Запойное чтиво

AbriCosinus :: Как это делается (на конкурс)

2009-10-19 23:12:31

- Посмотрите внимательно. Что здесь изображено?
- Доктор. Это банальные пятна Роршаха. Поверьте, я в своем уме. Послушайте, это действительно было. Очень важно, чтобы меня выслушали.
- Ну-с, раз вы настаиваете. Извольте. Слушаю.
- Я лежал в отделении отоларингологии с диагнозом: искривление носовой перегородки. А соседом по палате был некий Саша. С воспалением среднего уха. Когда я поступил, он уже был прооперирован и ходил с огромной повязкой на ухе, словно Ван Гог.
- Не отвлекайтесь, пожалуйста.
- Извините. Да. Этот Саша часто пропадал по ночам. Ну - так ведь лето, тепло, сирень вот в окне торчит, дурман на весь этаж. И никто его не разыскивал. Неважно. В общем, анализы я сдал, и два дня спустя меня прооперировала хирург Ирина Дмитриевна, красивая такая хрупкая женщина. А перегородку ломала долотом с молотком, как завзятый столяр. Помогала ей Ольга, ассистентка – голову мою фиксировала, молотки подавала. Обе реально по локоть в крови были.

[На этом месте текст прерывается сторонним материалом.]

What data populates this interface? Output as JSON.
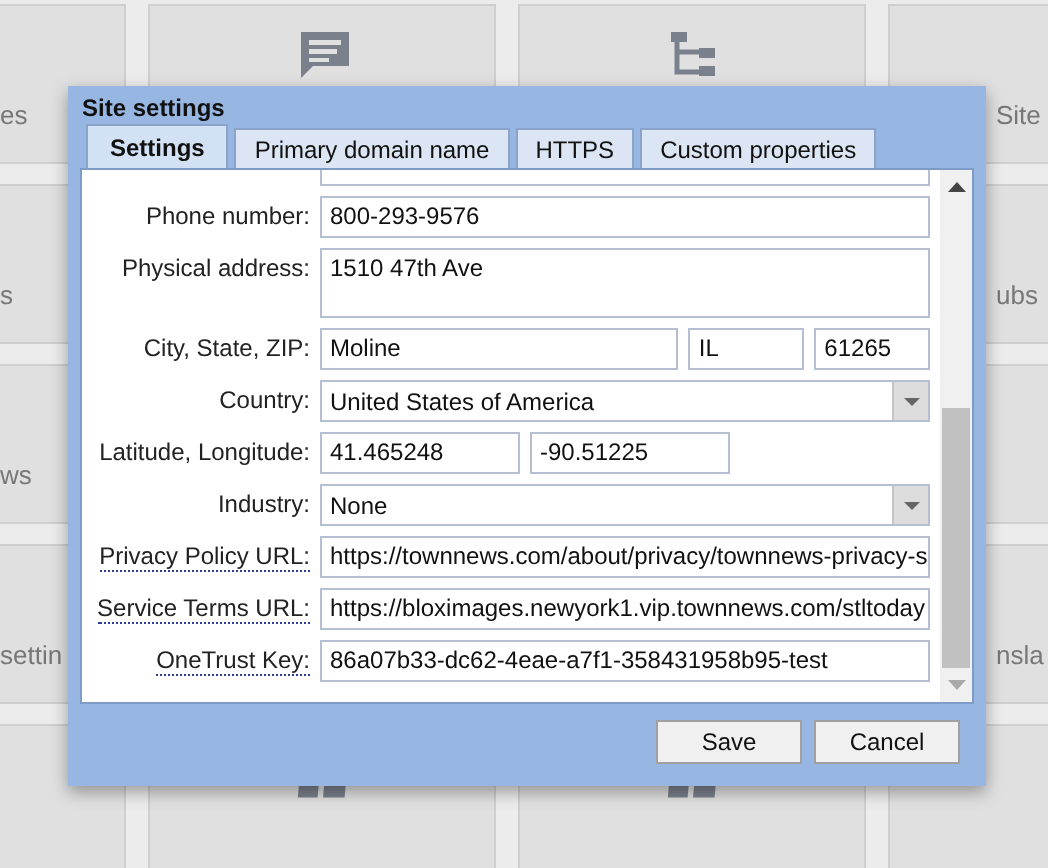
{
  "background": {
    "left_labels": [
      "es",
      "s",
      "ws",
      "settin"
    ],
    "right_labels": [
      "Site",
      "ubs",
      "nsla"
    ]
  },
  "dialog": {
    "title": "Site settings",
    "tabs": [
      {
        "label": "Settings",
        "selected": true
      },
      {
        "label": "Primary domain name",
        "selected": false
      },
      {
        "label": "HTTPS",
        "selected": false
      },
      {
        "label": "Custom properties",
        "selected": false
      }
    ],
    "fields": [
      {
        "kind": "cut"
      },
      {
        "kind": "text",
        "label": "Phone number:",
        "values": [
          "800-293-9576"
        ],
        "help_link": false
      },
      {
        "kind": "textarea",
        "label": "Physical address:",
        "values": [
          "1510 47th Ave"
        ],
        "help_link": false
      },
      {
        "kind": "triple",
        "label": "City, State, ZIP:",
        "values": [
          "Moline",
          "IL",
          "61265"
        ],
        "help_link": false
      },
      {
        "kind": "select",
        "label": "Country:",
        "values": [
          "United States of America"
        ],
        "help_link": false
      },
      {
        "kind": "pair",
        "label": "Latitude, Longitude:",
        "values": [
          "41.465248",
          "-90.51225"
        ],
        "help_link": false
      },
      {
        "kind": "select",
        "label": "Industry:",
        "values": [
          "None"
        ],
        "help_link": false
      },
      {
        "kind": "text",
        "label": "Privacy Policy URL:",
        "values": [
          "https://townnews.com/about/privacy/townnews-privacy-s"
        ],
        "help_link": true
      },
      {
        "kind": "text",
        "label": "Service Terms URL:",
        "values": [
          "https://bloximages.newyork1.vip.townnews.com/stltoday"
        ],
        "help_link": true
      },
      {
        "kind": "text",
        "label": "OneTrust Key:",
        "values": [
          "86a07b33-dc62-4eae-a7f1-358431958b95-test"
        ],
        "help_link": true
      }
    ],
    "buttons": [
      "Save",
      "Cancel"
    ]
  }
}
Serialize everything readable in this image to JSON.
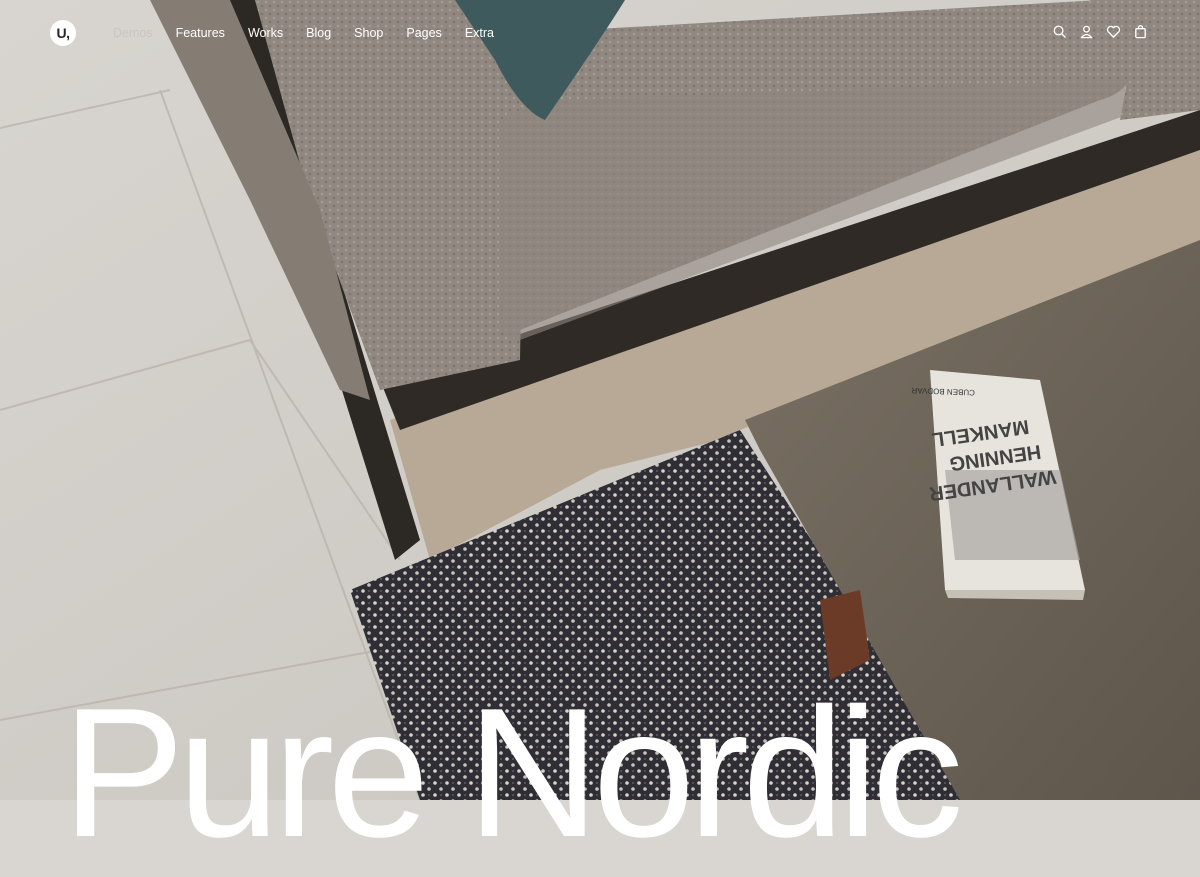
{
  "brand": {
    "logo_text": "U,"
  },
  "nav": {
    "items": [
      {
        "label": "Demos",
        "active": true
      },
      {
        "label": "Features"
      },
      {
        "label": "Works"
      },
      {
        "label": "Blog"
      },
      {
        "label": "Shop"
      },
      {
        "label": "Pages"
      },
      {
        "label": "Extra"
      }
    ]
  },
  "actions": {
    "icons": [
      "search-icon",
      "user-icon",
      "heart-icon",
      "shopping-bag-icon"
    ]
  },
  "hero": {
    "headline": "Pure Nordic",
    "book_cover": {
      "line1": "WALLANDER",
      "line2": "HENNING",
      "line3": "MANKELL",
      "top": "CUBEN BODVAR"
    }
  },
  "colors": {
    "text": "#ffffff",
    "muted_nav": "#c9c5c0",
    "sofa": "#8e857c",
    "table": "#6e6457",
    "floor": "#d4d1cc",
    "rug": "#2e2e33"
  }
}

В завершении операции натолкали бинтов в каждую ноздрю – чуть не по двадцать метров.
- Эти подробности существенны?
- Позже все будет важно. В четверг Саша опять ночевать не пришел. В полночь я запер палату. Долго не мог уснуть. И вдруг – внезапно – как-то, знаете, тревожно стало. И тревога эта стала нарастать. Сирень в окно – прямо как живая – почти на подоконник налезла. Думаю, надо покурить. Я поднялся, щелкнул выключателем. А света нет. И на улице темно – рядом с кустом сирени торчит разбитый фонарь. Покачивает безликим абажурным нутром, словно колокольчик.
Беру я с подоконника пачку «Честерфилда». Пачка, как лягушка, скачет мне в руки. Нервы, думаю. Я откинул картонный козырек пачки, вынул сигарету. Размял в пальцах. Помню - сигарета показалась пересушенной. Прямо хрустнула так ломко, как сустав.

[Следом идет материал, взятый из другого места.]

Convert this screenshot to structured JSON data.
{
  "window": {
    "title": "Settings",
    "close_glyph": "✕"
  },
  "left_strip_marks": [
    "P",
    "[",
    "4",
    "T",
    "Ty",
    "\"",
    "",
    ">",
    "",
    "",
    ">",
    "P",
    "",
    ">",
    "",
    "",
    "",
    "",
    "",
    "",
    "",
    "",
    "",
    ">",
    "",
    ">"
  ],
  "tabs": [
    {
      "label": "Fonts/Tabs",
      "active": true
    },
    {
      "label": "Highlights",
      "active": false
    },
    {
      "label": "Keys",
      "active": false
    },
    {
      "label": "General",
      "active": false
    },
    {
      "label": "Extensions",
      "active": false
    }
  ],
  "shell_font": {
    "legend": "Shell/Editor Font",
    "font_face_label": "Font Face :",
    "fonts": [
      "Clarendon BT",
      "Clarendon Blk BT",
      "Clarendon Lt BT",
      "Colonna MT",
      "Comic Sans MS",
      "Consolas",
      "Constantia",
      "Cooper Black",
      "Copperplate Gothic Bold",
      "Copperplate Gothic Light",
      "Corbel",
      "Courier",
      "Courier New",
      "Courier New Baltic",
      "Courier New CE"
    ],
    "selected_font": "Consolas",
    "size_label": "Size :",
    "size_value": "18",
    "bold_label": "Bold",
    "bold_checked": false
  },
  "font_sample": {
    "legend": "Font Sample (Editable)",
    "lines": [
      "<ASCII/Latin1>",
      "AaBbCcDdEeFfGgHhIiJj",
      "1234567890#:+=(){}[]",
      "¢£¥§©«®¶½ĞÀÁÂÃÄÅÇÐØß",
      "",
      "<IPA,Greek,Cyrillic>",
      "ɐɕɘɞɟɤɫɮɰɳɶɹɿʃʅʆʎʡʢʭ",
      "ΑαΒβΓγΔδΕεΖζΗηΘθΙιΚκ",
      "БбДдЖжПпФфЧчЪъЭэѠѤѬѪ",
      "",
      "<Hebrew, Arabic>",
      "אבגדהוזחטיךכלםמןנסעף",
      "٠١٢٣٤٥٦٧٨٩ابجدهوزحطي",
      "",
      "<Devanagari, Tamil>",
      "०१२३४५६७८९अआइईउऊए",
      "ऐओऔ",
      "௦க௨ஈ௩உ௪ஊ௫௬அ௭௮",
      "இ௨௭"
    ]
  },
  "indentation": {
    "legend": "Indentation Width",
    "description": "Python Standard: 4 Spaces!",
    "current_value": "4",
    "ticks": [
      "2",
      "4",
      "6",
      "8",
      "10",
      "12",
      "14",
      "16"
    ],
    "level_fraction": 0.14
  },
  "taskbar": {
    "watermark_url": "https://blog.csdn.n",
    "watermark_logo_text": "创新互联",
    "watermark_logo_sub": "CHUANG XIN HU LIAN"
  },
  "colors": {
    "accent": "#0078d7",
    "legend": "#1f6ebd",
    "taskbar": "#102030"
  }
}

- Мне кажется, вы чрезмерно усердствуете в деталях.
- Извините. Дальше-то все и началось. Скрипнула дверь. Я обернулся, смотрю – в лунном свете заходит в палату Ирина Дмитриевна. Медленно так. С закрытыми глазами. А в руках – голова Ольги, ассистентки. Тут же в окно хлынул яркий такой, почти прожекторный свет. Откуда? Ведь фонарь-то разбит!
Оборачиваюсь: а там сирень распухла, куст стал вдвое больше и половина куста – белая! Но – самое страшное – на фоне куста Саша стоит! Смотрит на меня пристально... Я думаю – да как же он в окне? Ведь у нас второй этаж!
Тут в дверях – шорох. Оглядываюсь: Ирина Дмитриевна ко мне шаг сделала. Глаза открыла и смотрит, не мигая. А Ольга рот безмолвно разевает. Ну, то есть, не Ольга, а голова ее. И кровь у нее – тонкой черной струйкой изо рта.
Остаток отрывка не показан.